The pain of displacement
The term nostalgia was coined, in 1688, by Swiss doctor Johannes Hofer, by combining two Greek words — nostos (a return to the native land) and algos (pain); he defined it as “the sad mood originating from the desire to return to one’s native land.” Svetlana Boym writes in her book, The Future of Nostalgia (2001), that in the seventeenth century it was considered to be a disease, and “the first victims… were various displaced people… freedom loving students from the Republic of Berne studying in Basel, domestic help and servants working in France and Germany, and Swiss soldiers working abroad.” The “disease” spread through “associationist magic”, writes Boym — Swiss soldiers became nostalgic on hearing bells of shepherds, and Scottish soldiers suffered from it when they heard bagpipes.

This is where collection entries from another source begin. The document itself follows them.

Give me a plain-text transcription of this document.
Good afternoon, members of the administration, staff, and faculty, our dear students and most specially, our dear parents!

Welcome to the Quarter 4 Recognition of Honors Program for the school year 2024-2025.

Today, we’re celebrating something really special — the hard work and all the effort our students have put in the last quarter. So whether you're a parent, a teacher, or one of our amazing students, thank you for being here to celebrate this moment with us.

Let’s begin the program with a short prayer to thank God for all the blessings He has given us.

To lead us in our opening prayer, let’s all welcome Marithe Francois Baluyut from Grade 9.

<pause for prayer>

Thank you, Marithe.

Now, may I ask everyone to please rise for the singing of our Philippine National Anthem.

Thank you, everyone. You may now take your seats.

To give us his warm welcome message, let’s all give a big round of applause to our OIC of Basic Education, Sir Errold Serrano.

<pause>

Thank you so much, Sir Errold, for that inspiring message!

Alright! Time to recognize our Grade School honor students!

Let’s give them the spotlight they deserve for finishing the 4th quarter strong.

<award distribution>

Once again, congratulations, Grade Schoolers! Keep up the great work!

Several cures were suggested for it, such as leeches, hypnotic emulsions, opium, but the best cure of all was a return to the motherland.
The nostalgia of the young men in the café in Bari Theke Paliye, however, hasve no cure. Like the refugees cannot return to their homes, the men also cannot return to pre-Partition Calcutta. Film scholar Erin O’Donnell writes in her essay, ‘Ritwik Ghatak’s Calcutta and Nagarik on his birth centenary’, that in “Ghatak’s films, the metropolis… is frequently constructed in terms of exile, estrangement, separation and rootlessness (but also punctuated with distinct moments of promise and possibility) …claustrophobic interiors (Calcutta’s cramped inner city spaces) often contrasted with immense exteriors (pastoral West Bengal landscapes).” This is also evident in Bari Theke Paliye, where the scenes of Calcutta’s squalor are frequently inter-cut with Kanchan’s memories of his village, with open fields, dense forests and skies dotted with cotton-like clouds.The city streets are overrun with refugees and squatters, itinerant performers and pickpockets, violent mobs and indifferent crowds, well-to-do residents, and destitute beggars. Kanchan’s name translates into English as “gold”, and he goes to Calcutta, imagining it to be El Dorado, the mythical city of gold; he also hears the story of the Happy Prince, who is covered in gold. Yet, the true gold is in his village, which is metonymic of sonar bangla, or Golden Bengal. His homecoming offers emotional respite, but it also mirrors the permanent going away from home of refugees like Haridas. There is no permanent resolution to the exile of the refugees in the city, who continue to survive with the scars of history.